In this paper, the effect of the nonself-aligned process on the performance variation of a bottom-gate metal oxide semiconductor (MOS) transistor is discussed using a device simulator. The simulation results predict that the nonself-aligned bottom-gate MOS transistor cannot be scaled into the deep submicron regions. A simple fully self-aligned bottom-gate (FSABG) metal oxide semiconductor field effect transistor (MOSFET) technology is then proposed and developed. A new technique for forming thermal oxide on poly-Si serving as the bottom-gate dielectric is also investigated. It is found that the quality of the oxide on the poly-Si recrystallized by the metal induced uni-lateral crystallization (MIUC) is much higher than that by the solid phase crystallization (SPC).

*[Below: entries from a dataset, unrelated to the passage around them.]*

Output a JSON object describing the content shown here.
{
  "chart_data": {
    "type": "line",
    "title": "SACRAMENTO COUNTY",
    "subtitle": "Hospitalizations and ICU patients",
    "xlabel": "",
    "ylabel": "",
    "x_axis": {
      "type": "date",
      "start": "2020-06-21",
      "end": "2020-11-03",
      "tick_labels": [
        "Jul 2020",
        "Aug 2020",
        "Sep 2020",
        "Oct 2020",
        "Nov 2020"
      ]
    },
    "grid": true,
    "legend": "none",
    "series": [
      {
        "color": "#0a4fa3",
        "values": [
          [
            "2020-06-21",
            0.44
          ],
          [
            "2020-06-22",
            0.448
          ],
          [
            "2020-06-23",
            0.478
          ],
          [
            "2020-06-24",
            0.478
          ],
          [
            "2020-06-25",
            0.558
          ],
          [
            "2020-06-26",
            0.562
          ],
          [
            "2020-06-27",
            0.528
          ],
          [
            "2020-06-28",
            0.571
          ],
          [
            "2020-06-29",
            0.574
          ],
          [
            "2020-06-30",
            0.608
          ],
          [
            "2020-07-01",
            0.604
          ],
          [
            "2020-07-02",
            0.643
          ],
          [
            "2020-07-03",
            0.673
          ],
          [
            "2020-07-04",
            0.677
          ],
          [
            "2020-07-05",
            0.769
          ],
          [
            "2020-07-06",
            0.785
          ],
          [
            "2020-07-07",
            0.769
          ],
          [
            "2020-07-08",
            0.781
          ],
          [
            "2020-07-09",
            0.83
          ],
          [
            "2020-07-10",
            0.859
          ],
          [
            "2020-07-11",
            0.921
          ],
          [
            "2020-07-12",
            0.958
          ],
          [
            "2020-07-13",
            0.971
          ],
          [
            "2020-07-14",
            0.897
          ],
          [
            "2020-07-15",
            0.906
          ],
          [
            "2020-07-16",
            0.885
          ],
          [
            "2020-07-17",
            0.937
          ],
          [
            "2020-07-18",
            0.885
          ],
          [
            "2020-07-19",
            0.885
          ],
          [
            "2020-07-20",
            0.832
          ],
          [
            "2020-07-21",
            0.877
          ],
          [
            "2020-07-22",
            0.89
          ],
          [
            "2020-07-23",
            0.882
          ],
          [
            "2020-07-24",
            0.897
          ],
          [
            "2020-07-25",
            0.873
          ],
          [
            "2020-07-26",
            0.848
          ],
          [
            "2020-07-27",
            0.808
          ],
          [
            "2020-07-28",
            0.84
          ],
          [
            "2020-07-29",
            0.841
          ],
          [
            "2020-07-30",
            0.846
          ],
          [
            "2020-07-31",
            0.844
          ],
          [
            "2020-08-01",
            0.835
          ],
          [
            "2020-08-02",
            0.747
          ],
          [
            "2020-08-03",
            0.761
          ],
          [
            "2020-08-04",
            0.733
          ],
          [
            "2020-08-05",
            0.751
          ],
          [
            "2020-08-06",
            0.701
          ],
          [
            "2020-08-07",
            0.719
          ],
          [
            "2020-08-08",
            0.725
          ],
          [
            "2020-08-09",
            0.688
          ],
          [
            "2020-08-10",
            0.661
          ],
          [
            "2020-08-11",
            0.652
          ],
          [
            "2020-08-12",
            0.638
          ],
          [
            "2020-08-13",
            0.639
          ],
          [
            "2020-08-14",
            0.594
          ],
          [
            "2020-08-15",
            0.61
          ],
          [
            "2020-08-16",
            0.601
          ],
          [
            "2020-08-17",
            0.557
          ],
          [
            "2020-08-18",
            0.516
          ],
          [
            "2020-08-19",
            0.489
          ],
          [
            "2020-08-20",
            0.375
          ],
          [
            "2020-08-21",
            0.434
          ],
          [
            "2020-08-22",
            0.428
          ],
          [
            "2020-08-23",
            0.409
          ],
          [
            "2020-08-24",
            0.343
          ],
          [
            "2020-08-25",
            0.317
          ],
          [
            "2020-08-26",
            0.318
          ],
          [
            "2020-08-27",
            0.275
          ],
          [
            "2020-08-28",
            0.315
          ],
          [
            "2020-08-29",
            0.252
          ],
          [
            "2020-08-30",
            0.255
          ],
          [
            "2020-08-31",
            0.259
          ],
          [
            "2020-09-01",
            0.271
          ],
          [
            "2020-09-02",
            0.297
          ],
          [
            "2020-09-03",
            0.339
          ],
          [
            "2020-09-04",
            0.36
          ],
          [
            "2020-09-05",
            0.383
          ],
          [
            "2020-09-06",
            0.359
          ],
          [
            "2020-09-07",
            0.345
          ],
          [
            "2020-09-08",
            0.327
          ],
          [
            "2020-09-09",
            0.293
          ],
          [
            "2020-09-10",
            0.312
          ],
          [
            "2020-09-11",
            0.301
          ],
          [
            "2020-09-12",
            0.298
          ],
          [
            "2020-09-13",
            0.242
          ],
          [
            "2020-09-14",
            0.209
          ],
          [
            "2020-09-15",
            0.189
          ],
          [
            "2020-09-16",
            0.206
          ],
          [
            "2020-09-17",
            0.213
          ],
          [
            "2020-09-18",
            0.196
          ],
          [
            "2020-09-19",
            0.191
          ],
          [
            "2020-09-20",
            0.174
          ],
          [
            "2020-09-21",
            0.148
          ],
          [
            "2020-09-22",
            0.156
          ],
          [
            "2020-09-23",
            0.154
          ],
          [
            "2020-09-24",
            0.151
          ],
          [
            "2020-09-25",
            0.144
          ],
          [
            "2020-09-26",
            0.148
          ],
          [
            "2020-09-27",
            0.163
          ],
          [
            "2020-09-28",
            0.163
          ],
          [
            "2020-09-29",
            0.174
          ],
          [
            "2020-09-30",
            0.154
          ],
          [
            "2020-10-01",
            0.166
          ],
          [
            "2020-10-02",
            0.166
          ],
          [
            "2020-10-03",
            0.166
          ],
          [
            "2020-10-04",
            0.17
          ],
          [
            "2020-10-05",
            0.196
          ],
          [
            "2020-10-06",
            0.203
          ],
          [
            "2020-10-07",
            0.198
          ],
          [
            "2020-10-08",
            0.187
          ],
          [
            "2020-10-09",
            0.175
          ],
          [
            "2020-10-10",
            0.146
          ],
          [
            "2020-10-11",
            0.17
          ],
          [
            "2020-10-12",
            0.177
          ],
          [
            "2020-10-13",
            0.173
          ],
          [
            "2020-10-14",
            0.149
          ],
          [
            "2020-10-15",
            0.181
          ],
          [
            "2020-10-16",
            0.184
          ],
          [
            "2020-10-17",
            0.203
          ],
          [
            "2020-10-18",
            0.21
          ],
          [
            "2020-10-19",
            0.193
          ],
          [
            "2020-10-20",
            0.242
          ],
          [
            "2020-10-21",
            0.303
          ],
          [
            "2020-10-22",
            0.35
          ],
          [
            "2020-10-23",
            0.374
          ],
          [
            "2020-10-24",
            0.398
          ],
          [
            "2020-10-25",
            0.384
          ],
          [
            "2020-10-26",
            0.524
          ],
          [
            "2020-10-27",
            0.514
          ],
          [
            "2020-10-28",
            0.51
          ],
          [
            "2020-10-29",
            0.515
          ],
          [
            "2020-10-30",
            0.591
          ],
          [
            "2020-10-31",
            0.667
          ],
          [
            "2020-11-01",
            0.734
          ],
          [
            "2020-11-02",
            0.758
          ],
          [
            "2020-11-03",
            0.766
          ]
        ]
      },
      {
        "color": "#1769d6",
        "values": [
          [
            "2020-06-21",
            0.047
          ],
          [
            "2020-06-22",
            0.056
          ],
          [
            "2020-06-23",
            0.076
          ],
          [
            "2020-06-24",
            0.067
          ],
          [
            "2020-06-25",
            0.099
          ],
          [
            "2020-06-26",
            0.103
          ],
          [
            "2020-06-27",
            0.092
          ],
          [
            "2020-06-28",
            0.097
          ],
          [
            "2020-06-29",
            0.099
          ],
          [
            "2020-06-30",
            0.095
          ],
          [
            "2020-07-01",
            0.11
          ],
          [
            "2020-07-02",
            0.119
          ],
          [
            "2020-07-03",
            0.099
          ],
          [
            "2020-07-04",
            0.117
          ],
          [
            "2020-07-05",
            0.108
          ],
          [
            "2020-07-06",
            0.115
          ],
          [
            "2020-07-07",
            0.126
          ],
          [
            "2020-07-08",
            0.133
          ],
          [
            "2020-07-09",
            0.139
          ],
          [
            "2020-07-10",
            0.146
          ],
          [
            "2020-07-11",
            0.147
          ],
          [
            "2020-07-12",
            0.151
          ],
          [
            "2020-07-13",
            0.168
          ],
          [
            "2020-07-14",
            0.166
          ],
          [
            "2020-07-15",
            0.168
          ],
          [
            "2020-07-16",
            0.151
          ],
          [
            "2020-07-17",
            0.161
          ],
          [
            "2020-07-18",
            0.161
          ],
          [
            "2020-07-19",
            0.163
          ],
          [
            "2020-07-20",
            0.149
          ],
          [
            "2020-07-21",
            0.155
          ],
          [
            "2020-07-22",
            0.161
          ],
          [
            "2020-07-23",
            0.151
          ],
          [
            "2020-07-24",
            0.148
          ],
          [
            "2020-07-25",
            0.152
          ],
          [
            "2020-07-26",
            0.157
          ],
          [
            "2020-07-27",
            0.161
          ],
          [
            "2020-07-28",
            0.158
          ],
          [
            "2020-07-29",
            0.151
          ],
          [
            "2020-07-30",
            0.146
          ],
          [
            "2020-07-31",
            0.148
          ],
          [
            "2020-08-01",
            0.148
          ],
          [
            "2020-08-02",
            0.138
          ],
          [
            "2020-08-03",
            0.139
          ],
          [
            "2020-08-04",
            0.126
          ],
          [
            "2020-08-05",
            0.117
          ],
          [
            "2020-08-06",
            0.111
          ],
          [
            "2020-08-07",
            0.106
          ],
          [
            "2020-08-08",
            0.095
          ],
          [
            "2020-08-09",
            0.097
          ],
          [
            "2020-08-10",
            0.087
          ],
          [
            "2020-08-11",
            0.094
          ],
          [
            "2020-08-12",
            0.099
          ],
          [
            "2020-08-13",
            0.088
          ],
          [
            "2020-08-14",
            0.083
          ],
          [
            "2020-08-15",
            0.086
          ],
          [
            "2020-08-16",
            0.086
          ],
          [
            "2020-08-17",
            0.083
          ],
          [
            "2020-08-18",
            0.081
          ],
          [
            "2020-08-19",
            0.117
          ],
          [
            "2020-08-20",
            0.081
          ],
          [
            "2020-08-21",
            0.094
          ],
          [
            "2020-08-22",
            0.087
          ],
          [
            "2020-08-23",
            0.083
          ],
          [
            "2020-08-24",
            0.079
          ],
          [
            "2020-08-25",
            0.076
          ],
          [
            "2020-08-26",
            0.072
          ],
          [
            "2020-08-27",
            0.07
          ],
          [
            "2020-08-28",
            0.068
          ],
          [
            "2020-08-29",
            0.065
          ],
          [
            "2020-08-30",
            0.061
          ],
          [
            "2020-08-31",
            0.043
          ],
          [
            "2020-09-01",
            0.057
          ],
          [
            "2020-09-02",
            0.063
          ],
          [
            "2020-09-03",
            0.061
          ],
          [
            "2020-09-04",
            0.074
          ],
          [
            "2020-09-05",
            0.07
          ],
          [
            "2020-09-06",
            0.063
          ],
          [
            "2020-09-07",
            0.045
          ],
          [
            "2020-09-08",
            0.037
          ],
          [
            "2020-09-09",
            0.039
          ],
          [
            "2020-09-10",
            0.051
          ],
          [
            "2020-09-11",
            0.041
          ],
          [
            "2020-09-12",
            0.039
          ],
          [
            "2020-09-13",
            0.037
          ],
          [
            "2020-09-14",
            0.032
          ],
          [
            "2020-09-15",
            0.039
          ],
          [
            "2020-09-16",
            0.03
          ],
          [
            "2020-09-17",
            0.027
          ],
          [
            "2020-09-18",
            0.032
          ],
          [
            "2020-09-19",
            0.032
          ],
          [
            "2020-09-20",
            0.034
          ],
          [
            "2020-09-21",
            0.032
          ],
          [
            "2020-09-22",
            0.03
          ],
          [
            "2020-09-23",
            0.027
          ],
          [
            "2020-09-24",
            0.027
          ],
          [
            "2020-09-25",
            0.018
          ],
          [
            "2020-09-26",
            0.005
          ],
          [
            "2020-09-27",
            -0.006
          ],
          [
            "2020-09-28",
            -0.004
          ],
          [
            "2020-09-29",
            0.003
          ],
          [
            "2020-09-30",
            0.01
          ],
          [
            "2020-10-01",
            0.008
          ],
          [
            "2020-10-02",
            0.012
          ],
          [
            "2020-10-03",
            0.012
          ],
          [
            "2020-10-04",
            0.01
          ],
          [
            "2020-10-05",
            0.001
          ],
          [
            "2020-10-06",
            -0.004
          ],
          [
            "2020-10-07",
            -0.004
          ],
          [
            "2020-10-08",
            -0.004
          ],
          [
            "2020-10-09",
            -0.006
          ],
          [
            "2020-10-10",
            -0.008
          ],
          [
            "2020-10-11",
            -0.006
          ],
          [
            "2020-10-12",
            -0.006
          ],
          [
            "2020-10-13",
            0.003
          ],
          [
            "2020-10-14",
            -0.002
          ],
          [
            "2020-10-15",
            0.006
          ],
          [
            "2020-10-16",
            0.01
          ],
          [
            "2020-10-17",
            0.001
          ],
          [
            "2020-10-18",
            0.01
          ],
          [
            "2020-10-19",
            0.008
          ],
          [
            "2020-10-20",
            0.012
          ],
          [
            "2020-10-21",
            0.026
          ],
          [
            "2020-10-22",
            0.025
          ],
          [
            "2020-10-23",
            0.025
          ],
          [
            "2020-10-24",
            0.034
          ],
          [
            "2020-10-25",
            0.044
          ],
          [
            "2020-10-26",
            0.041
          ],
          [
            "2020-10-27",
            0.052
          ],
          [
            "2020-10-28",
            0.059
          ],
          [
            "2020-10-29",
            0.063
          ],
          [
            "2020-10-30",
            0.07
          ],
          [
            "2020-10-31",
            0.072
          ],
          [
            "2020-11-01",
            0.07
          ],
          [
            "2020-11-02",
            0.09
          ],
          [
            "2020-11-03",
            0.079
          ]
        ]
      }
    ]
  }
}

Deep submicron fully self-aligned bottom-gate pMOS transistors are fabricated successfully using the proposed technology. The experimentally measured results indicate the device performances depend strongly on the channel-width, and get comparable to that of a single crystal MOSFET if the channel width is less than 0.5μm. The effects of the channel width on the device performances are discussed. In addition, the experimental results also confirm that the proposed technology has a good control of the channel film thickness.